兵庫県知事のパワハラ疑惑について新たな動きです。

疑惑を告発した元幹部職員が死亡したことを受け、県の職員の半数近くが加盟する労働組合が知事の辞職を要求しました。

これを受けて知事は、記者会見で何を語ったのでしょうか。

■組合が辞職要請する異例の事態

【兵庫県職員労働組合 土取節夫中央執行委員長】「告発をした職員を守ることはできなかったのは痛恨の極みです。知事として、取り得る最大限の責任を取っていただきたい。ぜひとも知事にお伝え願いたい」

10日午前、兵庫県の職員およそ4000人が加盟する労働組合の代表が、斎藤知事の辞職を副知事に申し入れました。

行政機関の組合が、トップに「辞めろ」と要求する異例の事態となりました。

【兵庫県職員労働組合 土取節夫中央執行委員長】「職員を守るのが組合。一掃しないといけないのに、ハラスメントをしている人にお墨付きを与えるおそれがある」

発端となったのは、斎藤知事のパワハラ行為などを告発した元西播磨県民局長(60)が7月7日に死亡したことでした。

元県民局長(60)は今年3月、斎藤知事が公務中に20メートル歩かされて職員を厳しく叱責したことや、企業からコーヒーメーカーの贈答を受けていたことなどを記した告発文を、報道機関などに配布。

県は内部調査の結果、告発文の内容は事実無根だとして、元県民局長を停職3カ月の懲戒処分としました。

その後、内容の一部が事実であることが明らかになり、強い調査権を持つ百条委員会が設置され、元県民局長も7月19日の会合に証人として出頭する予定でした。

しかし7月7日、姫路市内で死亡しているのが見つかりました。自殺とみられます。

この深刻な事態に加えて、「問題発覚以降、県政が停滞し、県民の信頼回復が望めない状況になっている」として、県の職員労働組合は異例の知事への辞職要求に踏み切ったのです。

【兵庫県職員労働組合 土取節夫中央執行委員長】「辞職を求める声は、もともと(元県民局長の)死亡前からあった。

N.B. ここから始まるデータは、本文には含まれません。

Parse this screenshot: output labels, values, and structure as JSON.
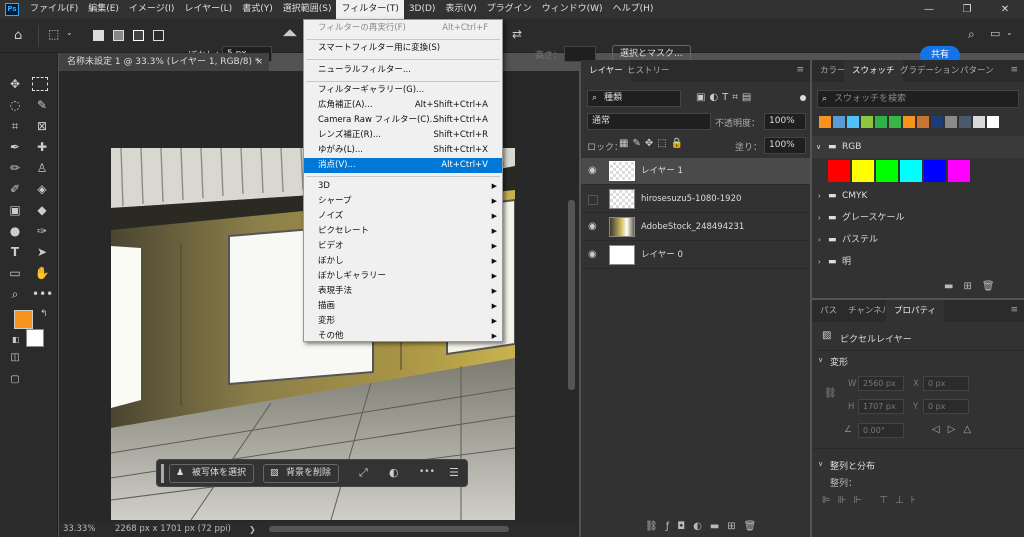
{
  "menubar": {
    "items": [
      "ファイル(F)",
      "編集(E)",
      "イメージ(I)",
      "レイヤー(L)",
      "書式(Y)",
      "選択範囲(S)",
      "フィルター(T)",
      "3D(D)",
      "表示(V)",
      "プラグイン",
      "ウィンドウ(W)",
      "ヘルプ(H)"
    ],
    "active_index": 6
  },
  "options": {
    "blur_label": "ぼかし：",
    "blur_value": "5 px",
    "height_label": "高さ：",
    "select_mask": "選択とマスク...",
    "share": "共有"
  },
  "document": {
    "tab_title": "名称未設定 1 @ 33.3% (レイヤー 1, RGB/8) *",
    "close": "×",
    "zoom": "33.33%",
    "dimensions": "2268 px x 1701 px (72 ppi)"
  },
  "context_bar": {
    "select_subject": "被写体を選択",
    "remove_background": "背景を削除",
    "more": "•••"
  },
  "filter_menu": {
    "items": [
      {
        "label": "フィルターの再実行(F)",
        "shortcut": "Alt+Ctrl+F",
        "disabled": true
      },
      {
        "label": "スマートフィルター用に変換(S)"
      },
      {
        "label": "ニューラルフィルター..."
      },
      {
        "label": "フィルターギャラリー(G)..."
      },
      {
        "label": "広角補正(A)...",
        "shortcut": "Alt+Shift+Ctrl+A"
      },
      {
        "label": "Camera Raw フィルター(C)...",
        "shortcut": "Shift+Ctrl+A"
      },
      {
        "label": "レンズ補正(R)...",
        "shortcut": "Shift+Ctrl+R"
      },
      {
        "label": "ゆがみ(L)...",
        "shortcut": "Shift+Ctrl+X"
      },
      {
        "label": "消点(V)...",
        "shortcut": "Alt+Ctrl+V",
        "highlighted": true
      },
      {
        "label": "3D",
        "submenu": true
      },
      {
        "label": "シャープ",
        "submenu": true
      },
      {
        "label": "ノイズ",
        "submenu": true
      },
      {
        "label": "ピクセレート",
        "submenu": true
      },
      {
        "label": "ビデオ",
        "submenu": true
      },
      {
        "label": "ぼかし",
        "submenu": true
      },
      {
        "label": "ぼかしギャラリー",
        "submenu": true
      },
      {
        "label": "表現手法",
        "submenu": true
      },
      {
        "label": "描画",
        "submenu": true
      },
      {
        "label": "変形",
        "submenu": true
      },
      {
        "label": "その他",
        "submenu": true
      }
    ],
    "arrow": "▶"
  },
  "layers_panel": {
    "tabs": [
      "レイヤー",
      "ヒストリー"
    ],
    "filter_kind": "種類",
    "blend_mode": "通常",
    "opacity_label": "不透明度：",
    "opacity_value": "100%",
    "lock_label": "ロック：",
    "fill_label": "塗り：",
    "fill_value": "100%",
    "layers": [
      {
        "name": "レイヤー 1",
        "visible": true,
        "selected": true
      },
      {
        "name": "hirosesuzu5-1080-1920",
        "visible": false
      },
      {
        "name": "AdobeStock_248494231",
        "visible": true
      },
      {
        "name": "レイヤー 0",
        "visible": true
      }
    ]
  },
  "swatches_panel": {
    "tabs": [
      "カラー",
      "スウォッチ",
      "グラデーション",
      "パターン"
    ],
    "search_placeholder": "スウォッチを検索",
    "recent_colors": [
      "#f7941d",
      "#5b9bd5",
      "#4fc3f7",
      "#8dc63f",
      "#2db34a",
      "#39b54a",
      "#f7941d",
      "#c87533",
      "#1f3b73",
      "#8a8a8a",
      "#4a5a6a",
      "#d9d9d9",
      "#ffffff"
    ],
    "rgb_group": "RGB",
    "rgb_colors": [
      "#ff0000",
      "#ffff00",
      "#00ff00",
      "#00ffff",
      "#0000ff",
      "#ff00ff"
    ],
    "groups": [
      "CMYK",
      "グレースケール",
      "パステル",
      "明"
    ]
  },
  "properties_panel": {
    "tabs": [
      "パス",
      "チャンネル",
      "プロパティ"
    ],
    "layer_type": "ピクセルレイヤー",
    "transform_title": "変形",
    "w_label": "W",
    "w_value": "2560 px",
    "x_label": "X",
    "x_value": "0 px",
    "h_label": "H",
    "h_value": "1707 px",
    "y_label": "Y",
    "y_value": "0 px",
    "angle_value": "0.00°",
    "align_title": "整列と分布",
    "align_label": "整列："
  },
  "colors": {
    "foreground": "#f7941d",
    "background": "#ffffff",
    "accent": "#1473e6",
    "menu_highlight": "#0078d7"
  }
}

記者会見、この間、複数回ありましたが、(知事は)ずっと認めてこなかった。それどころか業務上必要なら大声を出すのはいいと受け止められかねない会見が続いた」
「(元県民局長が)亡くなったという報道がありまして、やはり申し入れをしなければならないと思いました」

【辞職の要請を受けた片山安孝副知事】「(進退は)政治家としての知事がご判断されるべきものだと思います。申し入れの内容は知事に適切に伝えたいと思います」

■「県政を前に進めるのが責任の果たし方」と斎藤知事

そして、10日午後3時。労働組合から突きつけられた「NO」にどう答えるのか。注目の定例記者会見が始まりました。

【兵庫県 斎藤元彦知事】「組合の申し出については大変重く受け止めている。私としては、これから責任ある対応ということで…やはり百条委員会、第三者委員会での調査を通じて、文書問題の対応をしっかりやっていく」

Q.最大限の責任ある対応は辞職ではないという認識?

【兵庫県 斎藤元彦知事】「やはり、日々の業務をひとつひとつやって、県政を前に進めるのが責任の果たし方だと考えています」

Q.知事の対応に問題があった結果、職員が1人亡くなった。これ以上重い責任はなく、辞任すべきでは?

【兵庫県 斎藤元彦知事】「私自身はやはり、県政の立て直し、日々の業務をしっかり遂行して、県政運営を一歩一歩進めていくことが、自分自身の責任の果たし方だと思ってますので」

10日の記者会見を受けて、県職員の労働組合は関西テレビの取材に対し、「斎藤知事はこちらの要求を分かっていて逃げている。職員と対話するというなら、組合とも対話の機会を設けていただきたい」と話しています。